On the other side of Eurasia, the Vladivostok-Chennai sea route will serve as a similar Russian-Indian link.
As part of a large Eurasian partnership, Russia sees India as a key player in containing the growing influence of the powerful dragon. After all, China has already begun to penetrate the resource-rich Central Asian region. [...] India has always strived to accelerate the implementation of the North-South international corridor, sharpened for the uninterrupted delivery of goods and improve trade relations between Mumbai and Moscow
- suggests People's Review.
At the same time, India leaves the American door open.
The United States views India, given its size and status, as a potential player in the region, able to curb Chinese power. [...] The real success of Indian diplomacy depends on how well it can maintain its strategic autonomy, both in continental and in maritime security, while maintaining peace and stability in the region
- Everything is noted in the same article.
The North-South transport corridor is an ambitious project of the Russian Federation and neighboring countries, aimed at ensuring uninterrupted transit from the European part of Russia and the Baltic region to Transcaucasia, Iran and India - and vice versa.

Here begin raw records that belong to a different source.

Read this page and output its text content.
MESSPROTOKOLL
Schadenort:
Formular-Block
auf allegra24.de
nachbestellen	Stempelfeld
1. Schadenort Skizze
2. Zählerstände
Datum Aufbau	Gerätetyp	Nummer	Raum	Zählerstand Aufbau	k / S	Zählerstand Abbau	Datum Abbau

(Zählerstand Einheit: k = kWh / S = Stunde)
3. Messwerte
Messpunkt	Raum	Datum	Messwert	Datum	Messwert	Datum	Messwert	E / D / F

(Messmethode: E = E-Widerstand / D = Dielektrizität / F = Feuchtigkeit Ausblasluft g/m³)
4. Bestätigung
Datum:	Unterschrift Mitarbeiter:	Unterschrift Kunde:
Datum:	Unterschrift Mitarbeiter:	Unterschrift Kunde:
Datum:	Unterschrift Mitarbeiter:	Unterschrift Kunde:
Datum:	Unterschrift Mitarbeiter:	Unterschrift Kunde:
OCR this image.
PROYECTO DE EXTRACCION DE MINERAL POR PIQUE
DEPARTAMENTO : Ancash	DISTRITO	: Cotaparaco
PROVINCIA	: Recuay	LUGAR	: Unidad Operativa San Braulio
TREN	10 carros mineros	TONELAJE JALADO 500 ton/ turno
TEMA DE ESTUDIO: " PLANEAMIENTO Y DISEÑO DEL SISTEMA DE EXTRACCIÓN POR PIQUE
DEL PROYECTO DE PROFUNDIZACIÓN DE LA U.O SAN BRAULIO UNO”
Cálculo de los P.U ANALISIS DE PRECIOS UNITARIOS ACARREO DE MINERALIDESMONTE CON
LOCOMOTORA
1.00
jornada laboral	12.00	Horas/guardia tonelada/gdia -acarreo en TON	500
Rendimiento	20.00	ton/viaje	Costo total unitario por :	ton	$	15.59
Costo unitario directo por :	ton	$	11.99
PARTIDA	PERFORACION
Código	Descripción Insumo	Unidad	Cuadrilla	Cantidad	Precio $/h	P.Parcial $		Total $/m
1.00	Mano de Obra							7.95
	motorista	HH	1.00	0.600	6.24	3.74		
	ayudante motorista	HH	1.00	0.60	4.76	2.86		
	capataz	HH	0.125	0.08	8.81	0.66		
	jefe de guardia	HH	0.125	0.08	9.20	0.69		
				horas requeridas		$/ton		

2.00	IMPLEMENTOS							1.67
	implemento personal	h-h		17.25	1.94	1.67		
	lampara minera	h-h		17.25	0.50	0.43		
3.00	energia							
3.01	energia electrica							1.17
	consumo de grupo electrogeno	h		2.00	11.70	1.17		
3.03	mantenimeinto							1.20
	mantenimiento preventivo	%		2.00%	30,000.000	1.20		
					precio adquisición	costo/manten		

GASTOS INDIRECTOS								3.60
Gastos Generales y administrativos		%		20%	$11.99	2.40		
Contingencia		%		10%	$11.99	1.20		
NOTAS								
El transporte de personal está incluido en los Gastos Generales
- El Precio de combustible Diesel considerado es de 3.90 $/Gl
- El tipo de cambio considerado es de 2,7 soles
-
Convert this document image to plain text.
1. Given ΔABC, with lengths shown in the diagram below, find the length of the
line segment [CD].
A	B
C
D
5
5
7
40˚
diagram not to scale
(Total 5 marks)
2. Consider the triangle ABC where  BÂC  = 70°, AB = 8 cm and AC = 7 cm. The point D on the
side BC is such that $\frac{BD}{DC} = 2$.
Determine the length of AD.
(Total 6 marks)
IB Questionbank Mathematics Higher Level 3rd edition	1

Often, the Caspian republics of Central Asia are called among the participants in the transit "silk road".
As part of the implementation of a large-scale plan, it is planned to erect modern port facilities in the Caspian, build new ones and deepen the modernization of existing highways and railways. Among the notable milestones along the corridor, one can name the construction of a new automobile bridge across the Volga-Don canal.
At the same time, the main enemy of the North-South corridor remains extremely slow implementation periods. The idea itself was presented to the public in the late nineties - the beginning of the two thousandth, but beyond local successes, such as the construction of a railway line to the Caspian port of Olya, things did not go well. In the current decade, the plan expects a global "reset", as evidenced, in particular, by the size of the scale of federal investment in transport infrastructure.